Prison to release convicted pharmacist

A Kansas City pharmacist convicted of diluting prescription medications will be released to a halfway house in June. Robert Courtney was sentenced in 2002 to a maximum 30 years. He has been serving the sentence at a federal prison in Littleton, Colo. 

News

April 16, 2024 - 2:55 PM

A Kansas City pharmacist convicted of diluting prescription medications will be released to a halfway house in June, much to the dismay of families who allege he is responsible for the deaths of their loved ones, according to the Kansas City Star.

Robert Courtney was sentenced in 2002 to a maximum 30 years. He has been serving the sentence at a federal prison in Littleton, Colo. 

Now 71, Courtney was convicted of diluting patients’ medications to treat cancer, AIDS and more. Authorities estimated that his scheme could have touched 4,200 patients, the Star reported.

Courtney admitted to diluting 72 different medications over nearly a decade. Most were cancer treatment drugs, but others could have been used to treat AIDS, multiple sclerosis, arthritis and other diseases.

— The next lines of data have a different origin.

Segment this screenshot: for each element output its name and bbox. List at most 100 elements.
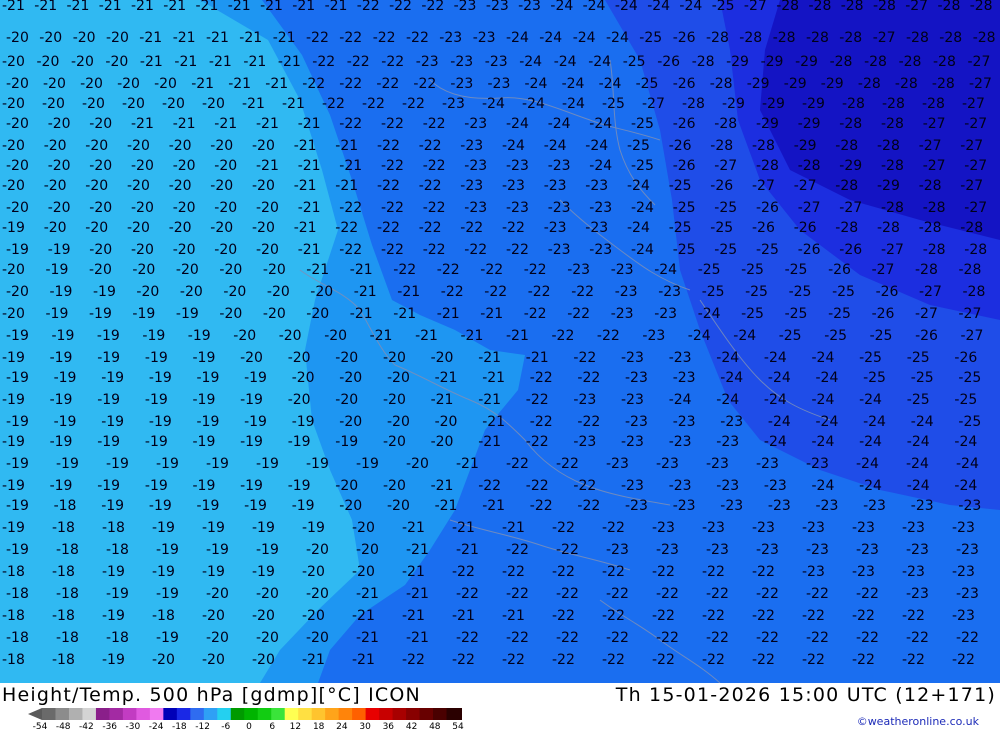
- scale-swatch: [136, 708, 151, 720]
- isotherm-label: -20: [131, 200, 154, 216]
- isotherm-label: -23: [716, 434, 739, 450]
- scale-swatch: [68, 708, 83, 720]
- isotherm-label: -24: [679, 0, 702, 14]
- isotherm-label: -28: [882, 96, 905, 112]
- isotherm-label: -20: [122, 96, 145, 112]
- isotherm-label: -20: [387, 370, 410, 386]
- isotherm-label: -27: [881, 242, 904, 258]
- isotherm-label: -22: [902, 608, 925, 624]
- isotherm-label: -29: [747, 76, 770, 92]
- isotherm-label: -22: [573, 350, 596, 366]
- isotherm-label: -21: [350, 306, 373, 322]
- isotherm-label: -28: [842, 96, 865, 112]
- isotherm-label: -22: [702, 564, 725, 580]
- isotherm-label: -25: [907, 350, 930, 366]
- isotherm-label: -22: [706, 630, 729, 646]
- isotherm-label: -22: [423, 200, 446, 216]
- isotherm-label: -23: [486, 0, 509, 14]
- isotherm-label: -22: [502, 564, 525, 580]
- isotherm-label: -19: [152, 564, 175, 580]
- isotherm-label: -23: [606, 542, 629, 558]
- isotherm-label: -24: [716, 350, 739, 366]
- isotherm-label: -28: [835, 220, 858, 236]
- isotherm-label: -19: [244, 370, 267, 386]
- isotherm-label: -24: [907, 478, 930, 494]
- isotherm-label: -19: [202, 520, 225, 536]
- isotherm-label: -21: [298, 116, 321, 132]
- isotherm-label: -20: [71, 54, 94, 70]
- isotherm-label: -18: [2, 652, 25, 668]
- isotherm-label: -23: [952, 608, 975, 624]
- isotherm-label: -20: [85, 138, 108, 154]
- isotherm-label: -28: [752, 138, 775, 154]
- isotherm-label: -23: [669, 434, 692, 450]
- weather-map: -21 -21 -21 -21 -21 -21 -21 -21 -21 -21 -21 -22 -22-…: [0, 0, 1000, 683]
- isotherm-label: -20: [206, 630, 229, 646]
- isotherm-label: -22: [393, 262, 416, 278]
- isotherm-label: -22: [506, 242, 529, 258]
- isotherm-label: -18: [52, 652, 75, 668]
- isotherm-label: -25: [789, 284, 812, 300]
- isotherm-label: -21: [478, 392, 501, 408]
- isotherm-label: -24: [506, 116, 529, 132]
- isotherm-label: -20: [288, 392, 311, 408]
- isotherm-label: -27: [642, 96, 665, 112]
- isotherm-label: -22: [421, 0, 444, 14]
- isotherm-label: -21: [435, 370, 458, 386]
- isotherm-label: -23: [442, 96, 465, 112]
- isotherm-label: -24: [539, 30, 562, 46]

Investigators with the FBI and FDA found that Courtney would take a base dose of chemotherapy drugs and split it between three prescriptions, then sell them to oncologists for the same price as a full dose, turning a significant profit. 

On Aug. 13, 2001, federal agents raided Courtney’s business, Research Medical Tower Pharmacy, where he admitted to the scheme he’d been conducting for essentially his entire career. At the time of his arrest he had assets of almost $19 million.

Courtney’s insurance company agreed to pay $35 million to victims, and two pharmaceutical makers paid $71 million in settlements.

Attorney Michael Ketchmark, who represented 275 families in wrongful death lawsuits against Courtney, said in a phone interview Monday with Kansas City Star reporter Katie Moore that his phone “has been lit up all day with Robert Courtney’s victims.”

“The raw pain and emotion is overwhelming,” he said.

Ketchmark noted that Courtney has not been charged by the state for murder, which does not have a statute of limitations. “In my opinion, he is one of the most prolific serial killers,” Ketchmark said. “He diluted chemotherapy drugs that people need when they’re fighting for their life and he took away their hope and he took away the life of his victims.”

The Star reported that Ketchmark called on the Jackson County Prosecutor’s Office to bring charges.

“It’s our hope that that will happen. There’s plenty of justice still to be delivered to this man. He should never walk free again.”

Courtney is scheduled to remain at the halfway house in Springfield, Mo., until May 2026, when he will be released.